A Katie se le aceleró el corazón: tenían un interés común.
—¿Qué me dices de las farmacias? ¿Alguna vez curioseas en las farmacias?
—Me gustan —respondió él con cautela.
—A mí me encantan. Son una influencia muy beneficiosa. Pueden ayudarte a dormir mejor, aliviar una indigestión, broncearte la piel…
—Estoy de acuerdo. Pero donde más disfruto es en las ferreterías. ¿Tú?
—Bueno, son prácticas —reconoció con la misma cautela que él. No soportaba las ferreterías, las encontraba frías. Pero estaba dispuesta a darles una oportunidad.
—¿El sábado? —dijo él, captando que ella empezaba a ablandarse.
¿Qué había de la gente a la que había echado? Por otro lado, solo se tenía una vida y una oportunidad para ser feliz…
—¿Tienes chocolate? —le preguntó.
Él la miró sorprendido.
—Sí.
—Quiero decir encima.
Se palpó el bolsillo.
—Sí.
—¿Siempre llevas chocolate encima?
—Esto… sí.
¿Un hombre que siempre llevaba chocolate encima? Eso significaría el beso de la muerte en su batalla contra la comida. Pero ¿cómo no iba a dejarse cautivar —aunque solo fuera una pizca— por un hombre que tenía los mismos gustos que ella?
—Vale —dijo—. El sábado.
Conall suspiró.
—Gracias.
Eso causó consternación entre los familiares y amigos de Katie. Todo el mundo tenía una opinión.

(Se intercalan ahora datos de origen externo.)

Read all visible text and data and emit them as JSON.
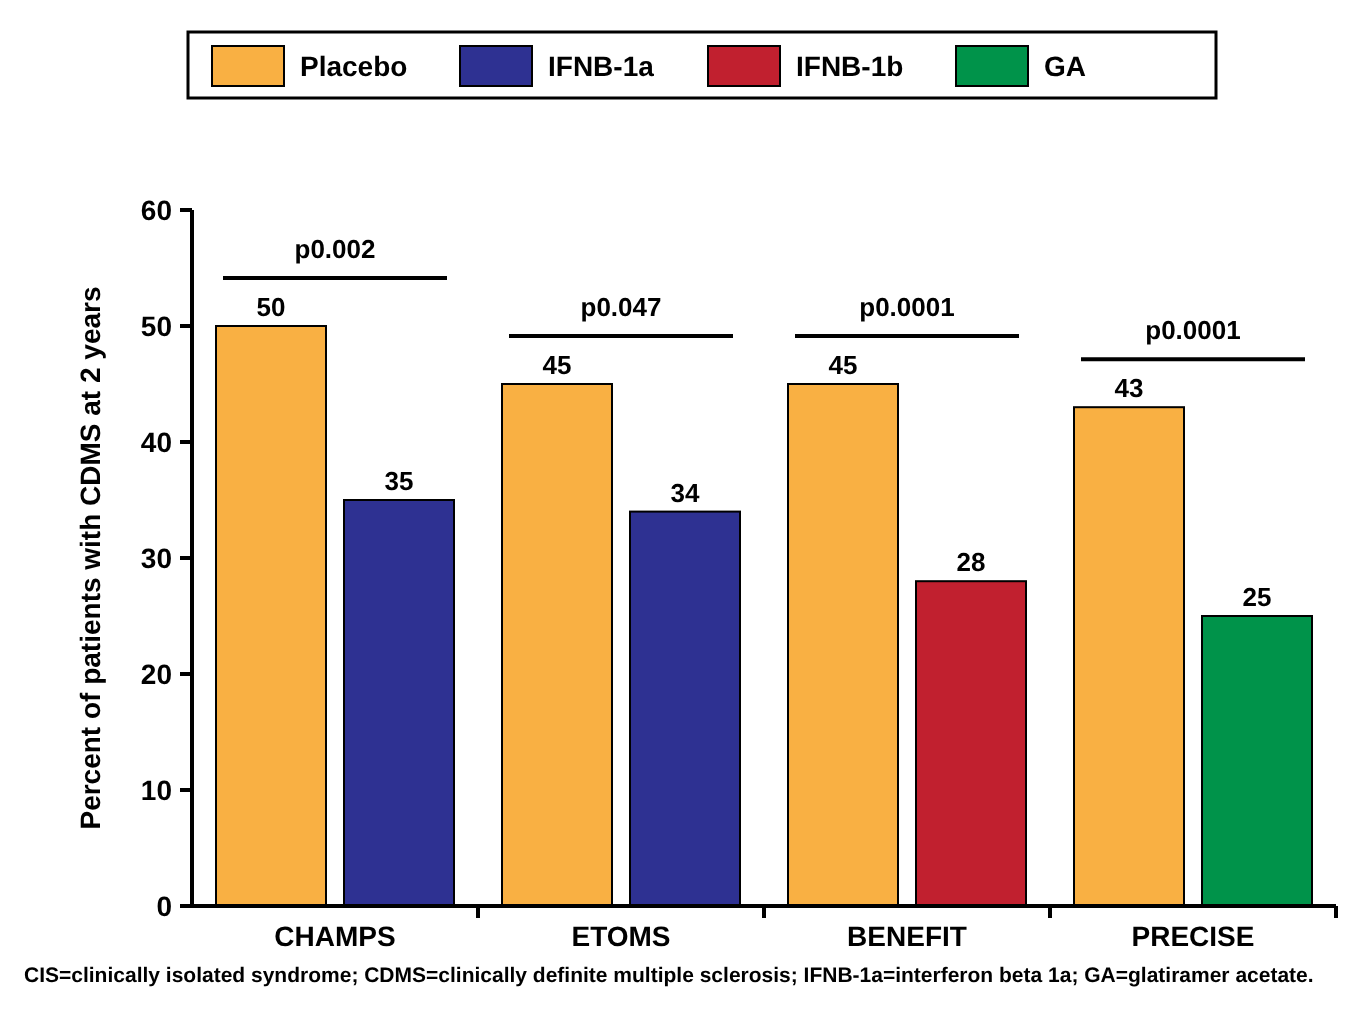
{
  "chart_data": {
    "type": "bar",
    "ylabel": "Percent of patients with CDMS at 2 years",
    "categories": [
      "CHAMPS",
      "ETOMS",
      "BENEFIT",
      "PRECISE"
    ],
    "series": [
      {
        "name": "Placebo",
        "color": "#f9b043",
        "values": [
          50,
          45,
          45,
          43
        ]
      },
      {
        "name": "IFNB-1a",
        "color": "#2e3192",
        "values": [
          35,
          34,
          null,
          null
        ]
      },
      {
        "name": "IFNB-1b",
        "color": "#c1202f",
        "values": [
          null,
          null,
          28,
          null
        ]
      },
      {
        "name": "GA",
        "color": "#00934a",
        "values": [
          null,
          null,
          null,
          25
        ]
      }
    ],
    "ylim": [
      0,
      60
    ],
    "yticks": [
      0,
      10,
      20,
      30,
      40,
      50,
      60
    ],
    "grid": false,
    "legend": "top",
    "data_labels": true,
    "annotations": [
      "p0.002",
      "p0.047",
      "p0.0001",
      "p0.0001",
      "CIS=clinically isolated syndrome; CDMS=clinically definite multiple sclerosis; IFNB-1a=interferon beta 1a; GA=glatiramer acetate."
    ]
  }
}
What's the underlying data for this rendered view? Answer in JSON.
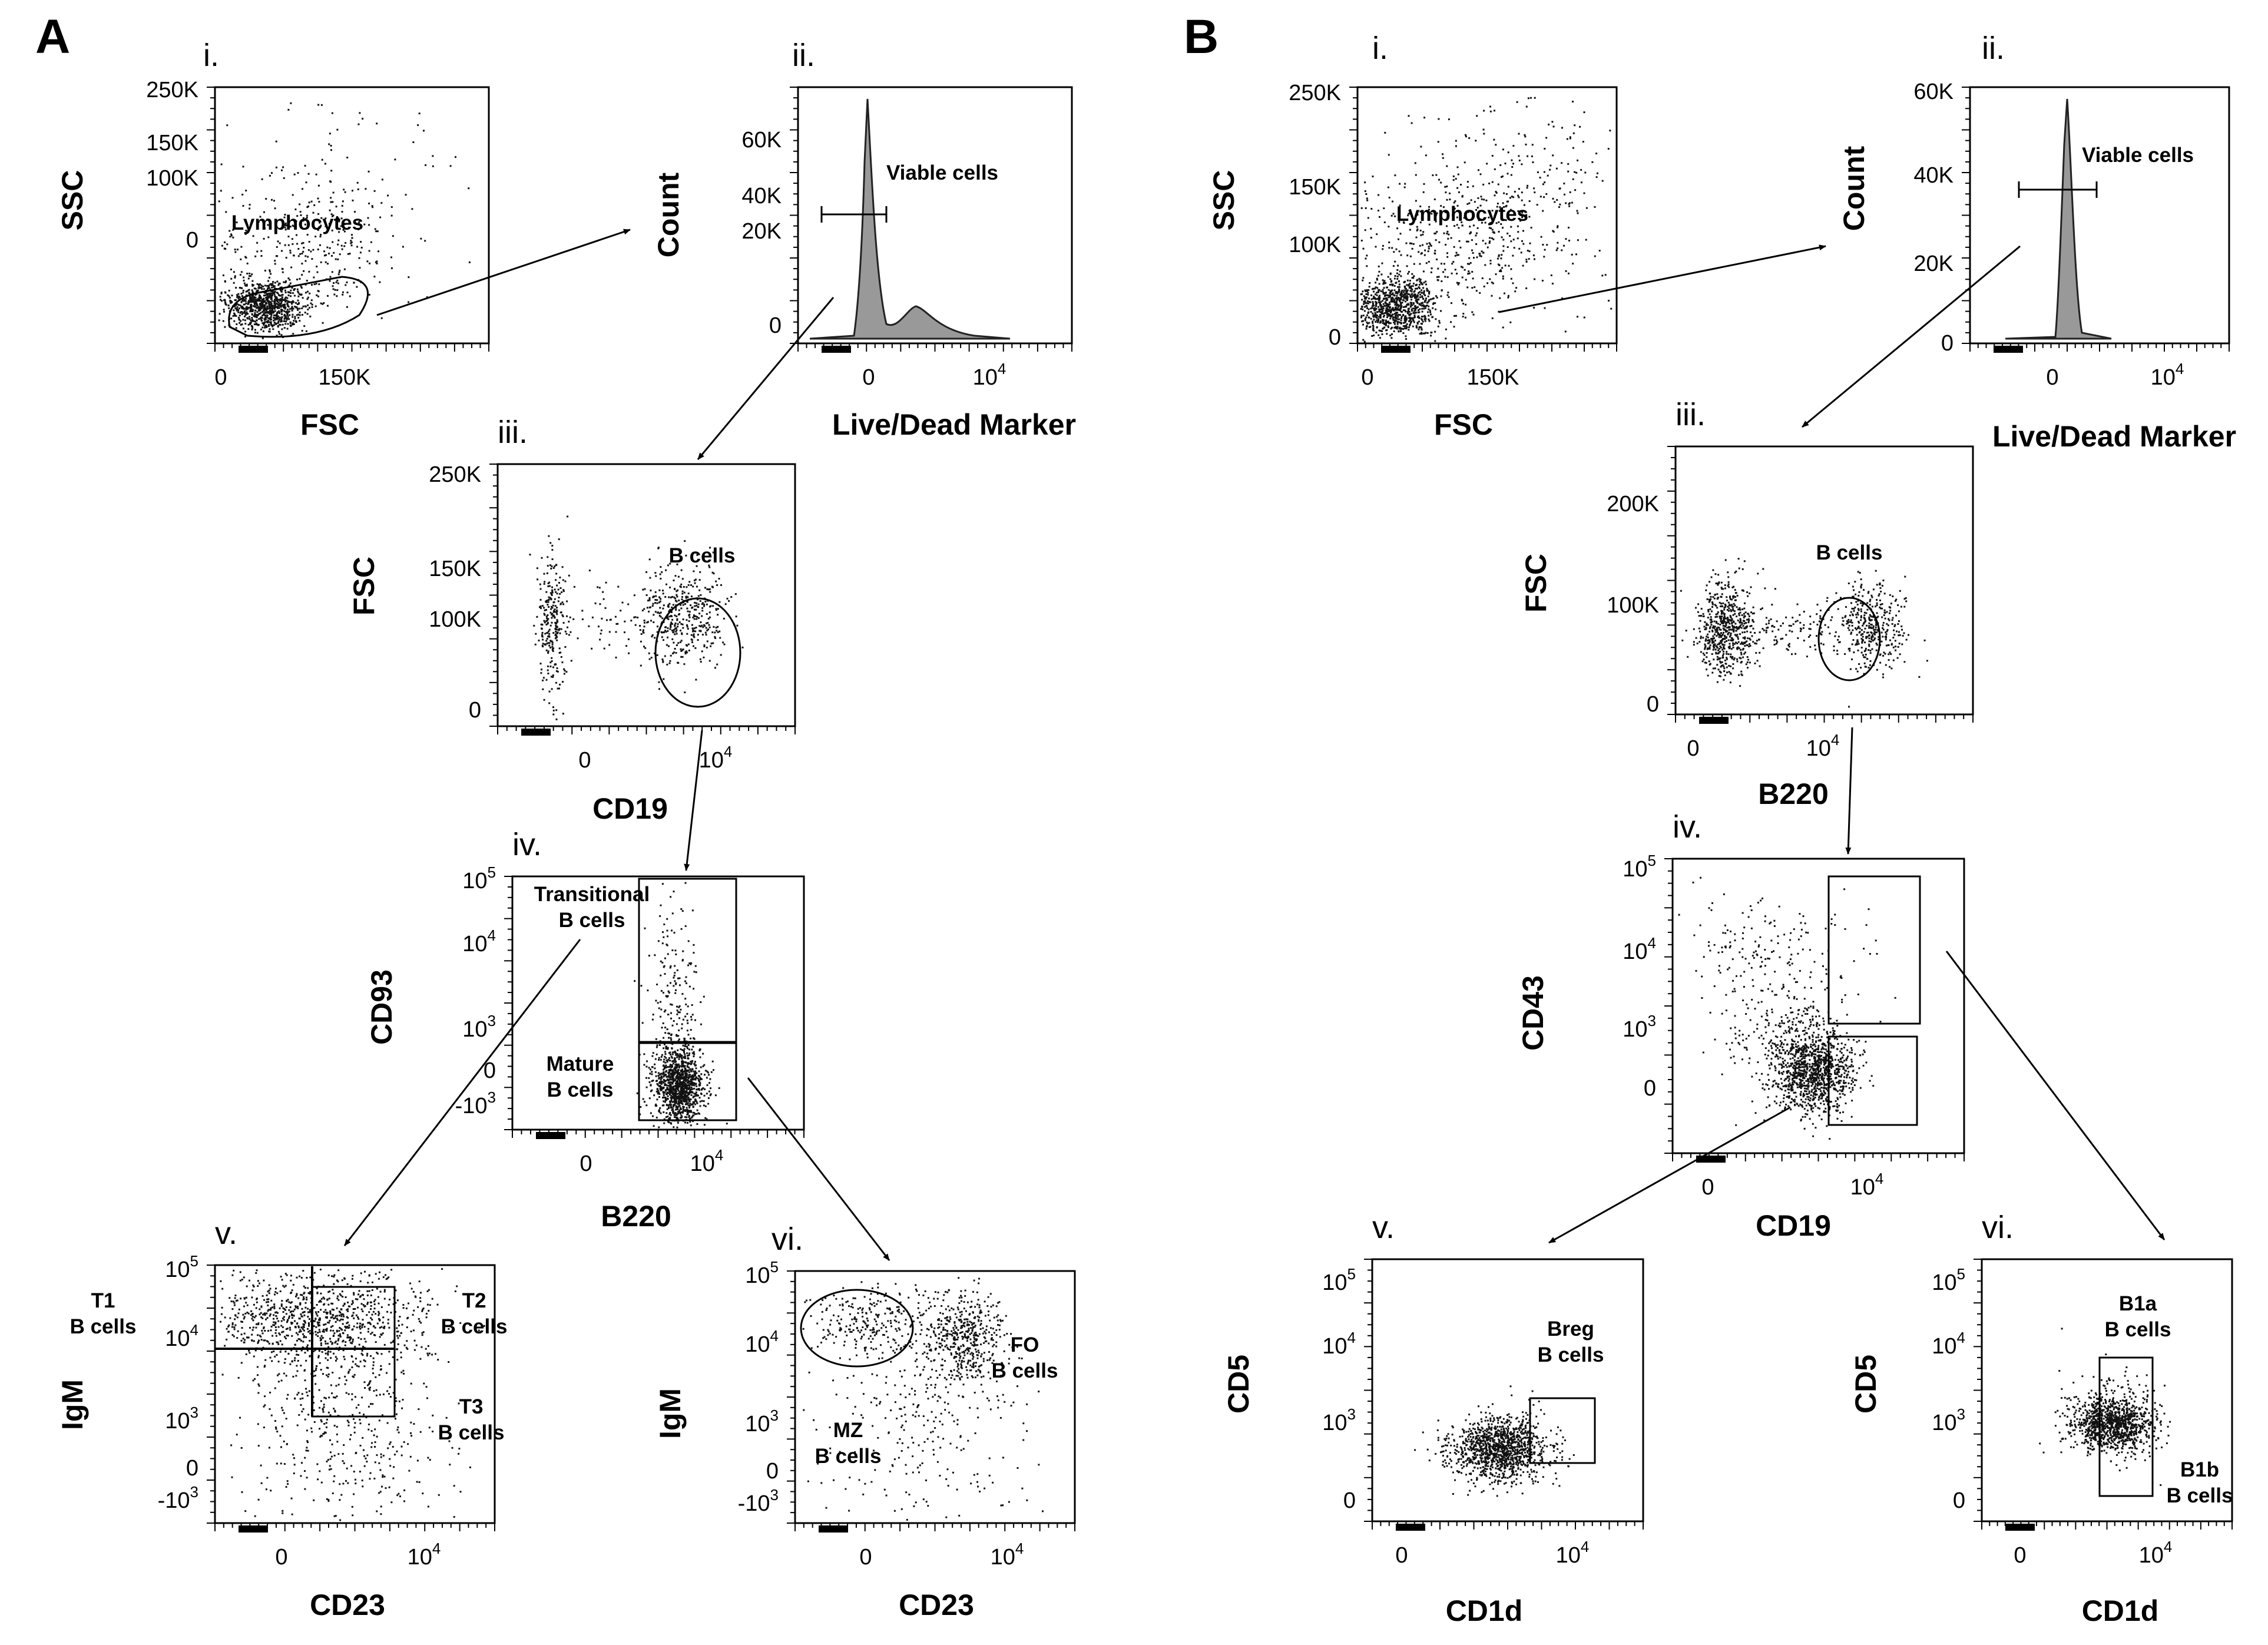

Su amiga Sinead estaba eufórica.
—¡Todavía hay esperanza para todas nosotras! —Sinead y Katie habían servido en las trincheras de las chicas solteras—. Katie, prométeme que le darás al sexo todo el tiempo. Hazlo por mí y por el resto de las solteronas en sequía.
Su amiga MaryRose se mostró algo más cauta.
—Chinga todo lo que puedas, por supuesto, pero no pienses que por ser una anciana no te puede pasar. —MaryRose, a sus cuarenta años y medio, acababa de convertirse en madre soltera primeriza—. Que tu mantra sea: precauciones, precauciones, precauciones.
Penny, la madre de Katie, dijo:
—No sé por qué pierdes el tiempo con él. Si tiene cuarenta y dos años y aún no se ha casado, dudo mucho que vaya a casarse ahora.
La hermana de Katie, Naomi, fue la más agorera.
—Te hará picadillo.
—En absoluto —replicó Katie—. No pienso enamorarme de él.
—Entonces, ¿por qué te molestas?
—Solo estoy matando el tiempo hasta morirme.